Debatte um Atomausstieg: Aktionismus als Stilmittel deutscher Politik

Der Atomausstieg ist nicht zu Ende gedacht, findet der Unternehmer Stefan Quandt. Auf einmal kann es nicht schnell genug gehen. Und so kommt es, dass der Regierungsbeschluss Planwirtschaft und Planlosigkeit mischt.

"Es ist schon alles gesagt, nur noch nicht von allen.“ Dieser Ausspruch Karl Valentins kommt mir in den Sinn, wenn ich die aktuelle Diskussion um den Atomausstieg in den Medien verfolge. „Die Kernenergie ist politisch nicht mehr vermittelbar“, heißt es aus der Politik. „Beim Abschalten von Atomkraftwerken wächst die Gefahr von Stromausfällen“, warnen Netzbetreiber und Stromkonzerne. „Strom muss bezahlbar bleiben, alles andere ist Gift für Konjunktur und Wettbewerbsfähigkeit“, meldet sich die Wirtschaft zu Wort.

Alles gesagt, alles ausgesprochen – aber hat irgendjemand dem anderen wirklich zugehört? Ein Mitglied der Ethikkommission der Bundesregierung hat das große Fragezeichen und damit das Kernproblem der Atomdebatte für mich einleuchtend mit folgenden Worten auf den Punkt gebracht: „Die öffentliche Debatte über die Zukunft der Energieversorgung in Deutschland greift zu kurz. Denn sie kreist im Wesentlichen um die Angst vor einer atomaren Katastrophe.“ Diese Worte stammen nicht etwa von Herrn Hambrecht, dem einzigen Vertreter der Industrie in diesem Gremium. Sie stammen auch nicht von einem Vertreter der großen Energieversorger – einen solchen gab es in diesem Gremium gar nicht. Nein, diese Worte stammen vom Erzbischof von München, Reinhard Kardinal Marx – und wahrscheinlich konnte auch nur ein Kirchenvertreter diese Äußerung tätigen, ohne dafür von den Atomkraftgegnern – seien es alte Ideologen oder neue Populisten – in der Luft zerrissen zu werden.

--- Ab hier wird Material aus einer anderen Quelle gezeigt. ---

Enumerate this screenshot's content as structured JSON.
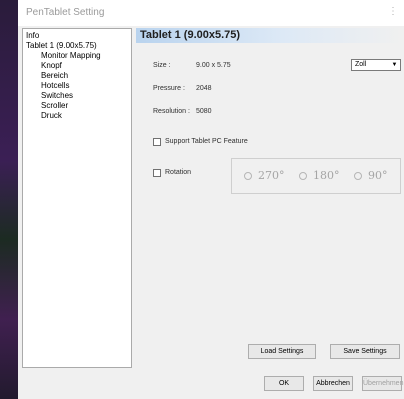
{
  "window": {
    "title": "PenTablet Setting",
    "menu_glyph": "⋮"
  },
  "tree": {
    "items": [
      {
        "label": "Info",
        "level": 0
      },
      {
        "label": "Tablet 1 (9.00x5.75)",
        "level": 0
      },
      {
        "label": "Monitor Mapping",
        "level": 1
      },
      {
        "label": "Knopf",
        "level": 1
      },
      {
        "label": "Bereich",
        "level": 1
      },
      {
        "label": "Hotcells",
        "level": 1
      },
      {
        "label": "Switches",
        "level": 1
      },
      {
        "label": "Scroller",
        "level": 1
      },
      {
        "label": "Druck",
        "level": 1
      }
    ]
  },
  "panel": {
    "header": "Tablet 1 (9.00x5.75)",
    "size_label": "Size :",
    "size_value": "9.00 x 5.75",
    "unit_selected": "Zoll",
    "pressure_label": "Pressure :",
    "pressure_value": "2048",
    "resolution_label": "Resolution :",
    "resolution_value": "5080",
    "support_label": "Support Tablet PC Feature",
    "rotation_label": "Rotation",
    "rotation_options": [
      "270°",
      "180°",
      "90°"
    ]
  },
  "buttons": {
    "load": "Load Settings",
    "save": "Save Settings",
    "ok": "OK",
    "cancel": "Abbrechen",
    "apply": "Übernehmen"
  }
}
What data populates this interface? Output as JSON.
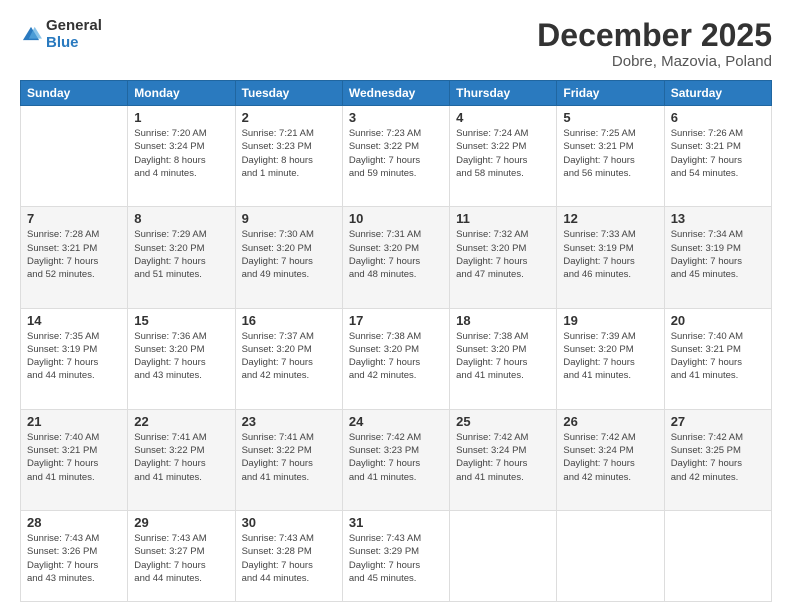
{
  "logo": {
    "general": "General",
    "blue": "Blue"
  },
  "title": "December 2025",
  "subtitle": "Dobre, Mazovia, Poland",
  "days_of_week": [
    "Sunday",
    "Monday",
    "Tuesday",
    "Wednesday",
    "Thursday",
    "Friday",
    "Saturday"
  ],
  "weeks": [
    [
      {
        "day": "",
        "info": ""
      },
      {
        "day": "1",
        "info": "Sunrise: 7:20 AM\nSunset: 3:24 PM\nDaylight: 8 hours\nand 4 minutes."
      },
      {
        "day": "2",
        "info": "Sunrise: 7:21 AM\nSunset: 3:23 PM\nDaylight: 8 hours\nand 1 minute."
      },
      {
        "day": "3",
        "info": "Sunrise: 7:23 AM\nSunset: 3:22 PM\nDaylight: 7 hours\nand 59 minutes."
      },
      {
        "day": "4",
        "info": "Sunrise: 7:24 AM\nSunset: 3:22 PM\nDaylight: 7 hours\nand 58 minutes."
      },
      {
        "day": "5",
        "info": "Sunrise: 7:25 AM\nSunset: 3:21 PM\nDaylight: 7 hours\nand 56 minutes."
      },
      {
        "day": "6",
        "info": "Sunrise: 7:26 AM\nSunset: 3:21 PM\nDaylight: 7 hours\nand 54 minutes."
      }
    ],
    [
      {
        "day": "7",
        "info": "Sunrise: 7:28 AM\nSunset: 3:21 PM\nDaylight: 7 hours\nand 52 minutes."
      },
      {
        "day": "8",
        "info": "Sunrise: 7:29 AM\nSunset: 3:20 PM\nDaylight: 7 hours\nand 51 minutes."
      },
      {
        "day": "9",
        "info": "Sunrise: 7:30 AM\nSunset: 3:20 PM\nDaylight: 7 hours\nand 49 minutes."
      },
      {
        "day": "10",
        "info": "Sunrise: 7:31 AM\nSunset: 3:20 PM\nDaylight: 7 hours\nand 48 minutes."
      },
      {
        "day": "11",
        "info": "Sunrise: 7:32 AM\nSunset: 3:20 PM\nDaylight: 7 hours\nand 47 minutes."
      },
      {
        "day": "12",
        "info": "Sunrise: 7:33 AM\nSunset: 3:19 PM\nDaylight: 7 hours\nand 46 minutes."
      },
      {
        "day": "13",
        "info": "Sunrise: 7:34 AM\nSunset: 3:19 PM\nDaylight: 7 hours\nand 45 minutes."
      }
    ],
    [
      {
        "day": "14",
        "info": "Sunrise: 7:35 AM\nSunset: 3:19 PM\nDaylight: 7 hours\nand 44 minutes."
      },
      {
        "day": "15",
        "info": "Sunrise: 7:36 AM\nSunset: 3:20 PM\nDaylight: 7 hours\nand 43 minutes."
      },
      {
        "day": "16",
        "info": "Sunrise: 7:37 AM\nSunset: 3:20 PM\nDaylight: 7 hours\nand 42 minutes."
      },
      {
        "day": "17",
        "info": "Sunrise: 7:38 AM\nSunset: 3:20 PM\nDaylight: 7 hours\nand 42 minutes."
      },
      {
        "day": "18",
        "info": "Sunrise: 7:38 AM\nSunset: 3:20 PM\nDaylight: 7 hours\nand 41 minutes."
      },
      {
        "day": "19",
        "info": "Sunrise: 7:39 AM\nSunset: 3:20 PM\nDaylight: 7 hours\nand 41 minutes."
      },
      {
        "day": "20",
        "info": "Sunrise: 7:40 AM\nSunset: 3:21 PM\nDaylight: 7 hours\nand 41 minutes."
      }
    ],
    [
      {
        "day": "21",
        "info": "Sunrise: 7:40 AM\nSunset: 3:21 PM\nDaylight: 7 hours\nand 41 minutes."
      },
      {
        "day": "22",
        "info": "Sunrise: 7:41 AM\nSunset: 3:22 PM\nDaylight: 7 hours\nand 41 minutes."
      },
      {
        "day": "23",
        "info": "Sunrise: 7:41 AM\nSunset: 3:22 PM\nDaylight: 7 hours\nand 41 minutes."
      },
      {
        "day": "24",
        "info": "Sunrise: 7:42 AM\nSunset: 3:23 PM\nDaylight: 7 hours\nand 41 minutes."
      },
      {
        "day": "25",
        "info": "Sunrise: 7:42 AM\nSunset: 3:24 PM\nDaylight: 7 hours\nand 41 minutes."
      },
      {
        "day": "26",
        "info": "Sunrise: 7:42 AM\nSunset: 3:24 PM\nDaylight: 7 hours\nand 42 minutes."
      },
      {
        "day": "27",
        "info": "Sunrise: 7:42 AM\nSunset: 3:25 PM\nDaylight: 7 hours\nand 42 minutes."
      }
    ],
    [
      {
        "day": "28",
        "info": "Sunrise: 7:43 AM\nSunset: 3:26 PM\nDaylight: 7 hours\nand 43 minutes."
      },
      {
        "day": "29",
        "info": "Sunrise: 7:43 AM\nSunset: 3:27 PM\nDaylight: 7 hours\nand 44 minutes."
      },
      {
        "day": "30",
        "info": "Sunrise: 7:43 AM\nSunset: 3:28 PM\nDaylight: 7 hours\nand 44 minutes."
      },
      {
        "day": "31",
        "info": "Sunrise: 7:43 AM\nSunset: 3:29 PM\nDaylight: 7 hours\nand 45 minutes."
      },
      {
        "day": "",
        "info": ""
      },
      {
        "day": "",
        "info": ""
      },
      {
        "day": "",
        "info": ""
      }
    ]
  ]
}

Die Bilder der havarierten Reaktoren in Fukushima haben uns alle nicht kalt gelassen. Im Gegenteil: Dass die Atomenergie-Organisation IAEO in einer Hightech-Nation wie Japan dem havarierten Atomkraftwerk eine „unzureichende Auslegung auf vorhersehbare große Tsunamis“ attestiert, macht betroffen und auch ratlos. Und dass der Betreiber bis zum heutigen Tage den GAU nur mit unerprobten und improvisierten Maßnahmen in Grenzen hält, ist beeindruckend und beängstigend zugleich. Aber die Angst allein, solch eine atomare Katastrophe könne sich auch in Deutschland ereignen, ist kein guter Ratgeber. Nicht für den Bürger bei der Wahl seines nächsten Landtags, und schon gar nicht für Politiker, die schwierige und weitreichende Entscheidungen für die Zukunft unseres Landes zu treffen haben. Und die dabei Fragen zu beantworten haben, die nicht einfach mit Ja oder Nein zu beantworten sind.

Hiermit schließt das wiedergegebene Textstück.